Politik Pertanian dalam Panggung Sandiwara
"Kami
Tak Sebodoh Itu Pak"
Dalam sebuah Mata Kuliah (MK) Kapita
Selekta yang pada mata kuliah ini khusus untuk mengkaji pertanian secara umum
baik itu dari pengambil kebijakan, ahli dan juga inspirator dari kalangan
pengusaha.
Mencobalah diri ini mengklarifikasi dengan bertanya secara hormat.
"Pak... data terbaru yang saya
dapatkan adalah kita masih impor kapas 99% pak, bisa tolong dijelaskan apakah
data yang saya dapatkan salah atau ppt bapak yang keliru?"
Ketika beliau menjawab, poin yang beliau sampaikan adalah, "Betul sekali kita masih impor kapas, bahkan 99,99 ... %, data yang tadi kami sampaikan itu adalah hasil publikasi yang harapannya bisa memacu petani kapas nasional untuk melakukan ekspor", dalam hati miris banget dengar jawabannya beliau ketika pertanian pun dipolitisasi untuk pencitraan. Sekelas yang hari itu hadir, menjadi saksi atas pernyataan beliau.
Jujur saja, dibohongi terus ketahuan itu rasanya "pahit". Belum lagi jika kami ungkap semua data yang disampaikan dalam kuliah itu.
Gambar 1 Diskusi di Lingkungan Kampus bersama Petinggi Negara membahasa tentang BBM
Kisah saya dalam diskusi diatas
bemaksud ingin menceritakan fenomena-fenomena yang terjadi pada negara
berkembang dengan studi kasus negara Indonesia yakni drama memanipulasi data
sehingga kegagalan pengaturan kebijakan politik seolah terlihat baik-baik saja
tanpa masalah.
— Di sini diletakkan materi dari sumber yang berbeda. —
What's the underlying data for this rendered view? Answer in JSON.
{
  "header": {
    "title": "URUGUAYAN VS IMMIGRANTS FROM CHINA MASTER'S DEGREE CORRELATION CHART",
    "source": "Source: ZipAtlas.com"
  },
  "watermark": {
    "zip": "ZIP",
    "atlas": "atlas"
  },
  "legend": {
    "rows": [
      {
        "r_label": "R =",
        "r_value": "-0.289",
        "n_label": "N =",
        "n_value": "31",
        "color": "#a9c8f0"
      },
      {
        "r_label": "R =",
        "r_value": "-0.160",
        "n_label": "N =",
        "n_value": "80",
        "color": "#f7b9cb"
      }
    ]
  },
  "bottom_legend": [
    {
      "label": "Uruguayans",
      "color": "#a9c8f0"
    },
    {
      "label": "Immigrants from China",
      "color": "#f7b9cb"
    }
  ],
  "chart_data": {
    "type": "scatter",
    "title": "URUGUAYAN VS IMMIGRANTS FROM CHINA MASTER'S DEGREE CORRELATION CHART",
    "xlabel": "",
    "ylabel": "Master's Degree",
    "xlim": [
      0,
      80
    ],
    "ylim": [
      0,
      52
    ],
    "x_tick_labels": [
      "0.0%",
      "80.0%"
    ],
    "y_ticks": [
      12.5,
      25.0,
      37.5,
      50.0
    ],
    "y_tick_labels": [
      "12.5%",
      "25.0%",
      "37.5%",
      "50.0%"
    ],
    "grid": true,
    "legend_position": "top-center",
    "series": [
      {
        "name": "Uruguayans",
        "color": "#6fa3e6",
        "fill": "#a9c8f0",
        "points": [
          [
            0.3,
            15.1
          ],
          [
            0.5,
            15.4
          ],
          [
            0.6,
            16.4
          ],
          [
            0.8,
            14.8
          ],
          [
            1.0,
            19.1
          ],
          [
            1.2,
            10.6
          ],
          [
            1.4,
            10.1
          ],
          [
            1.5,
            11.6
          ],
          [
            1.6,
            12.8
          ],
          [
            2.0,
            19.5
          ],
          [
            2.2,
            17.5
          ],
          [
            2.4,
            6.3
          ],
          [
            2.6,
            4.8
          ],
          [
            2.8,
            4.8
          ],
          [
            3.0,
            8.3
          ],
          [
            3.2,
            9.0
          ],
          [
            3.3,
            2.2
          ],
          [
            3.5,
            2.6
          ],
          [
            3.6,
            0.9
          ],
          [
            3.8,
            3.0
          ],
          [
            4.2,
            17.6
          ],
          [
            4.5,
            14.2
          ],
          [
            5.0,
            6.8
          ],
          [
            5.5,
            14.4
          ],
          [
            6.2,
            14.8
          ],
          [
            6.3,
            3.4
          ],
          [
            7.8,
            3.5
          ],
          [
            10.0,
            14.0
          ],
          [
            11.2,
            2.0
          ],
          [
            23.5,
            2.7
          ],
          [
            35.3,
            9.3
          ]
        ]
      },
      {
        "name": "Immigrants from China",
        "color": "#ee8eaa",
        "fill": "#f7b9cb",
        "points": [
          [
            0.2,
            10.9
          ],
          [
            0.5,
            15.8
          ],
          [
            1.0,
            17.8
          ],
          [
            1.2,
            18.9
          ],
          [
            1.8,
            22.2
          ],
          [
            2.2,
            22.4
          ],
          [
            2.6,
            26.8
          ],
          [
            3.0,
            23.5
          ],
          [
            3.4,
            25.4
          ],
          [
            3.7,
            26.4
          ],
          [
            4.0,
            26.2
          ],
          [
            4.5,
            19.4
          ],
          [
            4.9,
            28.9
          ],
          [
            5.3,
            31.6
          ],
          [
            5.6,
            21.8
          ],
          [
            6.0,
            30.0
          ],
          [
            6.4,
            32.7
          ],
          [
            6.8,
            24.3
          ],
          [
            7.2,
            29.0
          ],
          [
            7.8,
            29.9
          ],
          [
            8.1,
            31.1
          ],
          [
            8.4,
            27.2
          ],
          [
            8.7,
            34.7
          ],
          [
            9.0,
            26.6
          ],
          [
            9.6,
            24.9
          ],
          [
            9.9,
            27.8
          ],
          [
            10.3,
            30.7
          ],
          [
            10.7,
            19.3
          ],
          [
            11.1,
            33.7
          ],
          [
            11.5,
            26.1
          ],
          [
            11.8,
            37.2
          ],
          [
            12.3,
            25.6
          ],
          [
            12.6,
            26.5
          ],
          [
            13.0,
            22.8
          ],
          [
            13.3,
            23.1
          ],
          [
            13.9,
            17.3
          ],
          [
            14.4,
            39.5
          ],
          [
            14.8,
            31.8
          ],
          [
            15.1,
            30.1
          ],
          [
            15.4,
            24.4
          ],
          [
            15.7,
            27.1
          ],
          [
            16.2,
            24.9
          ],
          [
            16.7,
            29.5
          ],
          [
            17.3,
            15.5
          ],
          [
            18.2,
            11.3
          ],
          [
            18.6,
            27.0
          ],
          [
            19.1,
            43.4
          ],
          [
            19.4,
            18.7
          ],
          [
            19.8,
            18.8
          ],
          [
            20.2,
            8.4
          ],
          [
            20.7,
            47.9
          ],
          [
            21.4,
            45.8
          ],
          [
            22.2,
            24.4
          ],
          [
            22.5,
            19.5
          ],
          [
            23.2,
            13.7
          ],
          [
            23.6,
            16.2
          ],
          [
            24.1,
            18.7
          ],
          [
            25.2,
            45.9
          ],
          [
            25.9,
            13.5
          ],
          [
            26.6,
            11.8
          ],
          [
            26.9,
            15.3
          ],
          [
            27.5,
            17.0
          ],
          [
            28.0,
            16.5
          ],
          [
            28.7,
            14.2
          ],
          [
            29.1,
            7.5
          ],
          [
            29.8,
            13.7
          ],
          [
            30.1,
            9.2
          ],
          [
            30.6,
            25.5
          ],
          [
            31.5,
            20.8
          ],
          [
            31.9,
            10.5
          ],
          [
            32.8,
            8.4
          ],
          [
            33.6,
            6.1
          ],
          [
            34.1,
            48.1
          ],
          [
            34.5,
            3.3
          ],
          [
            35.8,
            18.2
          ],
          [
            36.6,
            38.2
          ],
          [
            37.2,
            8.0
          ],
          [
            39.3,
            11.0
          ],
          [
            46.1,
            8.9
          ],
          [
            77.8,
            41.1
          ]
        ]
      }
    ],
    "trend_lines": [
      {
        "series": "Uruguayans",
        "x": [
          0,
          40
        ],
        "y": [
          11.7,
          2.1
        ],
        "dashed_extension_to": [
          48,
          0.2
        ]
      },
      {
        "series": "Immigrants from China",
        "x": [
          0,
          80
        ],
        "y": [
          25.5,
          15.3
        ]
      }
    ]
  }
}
Sandiwara ini sangat ampuh untuk setidaknya menutup mulut
mahasiswa dari kebenaran.
Sasaran utama pemerintah adalah para
intelektual yakni mahasiswa, karena kalau dosen biasanya sudah menyadari bahwa
beberapa angka yang ditampilkan masih dipertanyakan dan bahkan tidak benar, beberapa
ada yang berani speak up, beberapa pula ada yang mencoba untuk mencari aman
karena mengemukakan pemikiran dalam kondisi ini akan menuai berbagai tantangan
bahkan ancaman.
Pertanyaannya, lalu mengapa mahasiswa?
Jawaban untuk pertanyaan ini simpel sebenarnya, karena gerak pemuda yang
revolusioner itu sebenarnya membahayakan hingga tataran menggulingkan rezim.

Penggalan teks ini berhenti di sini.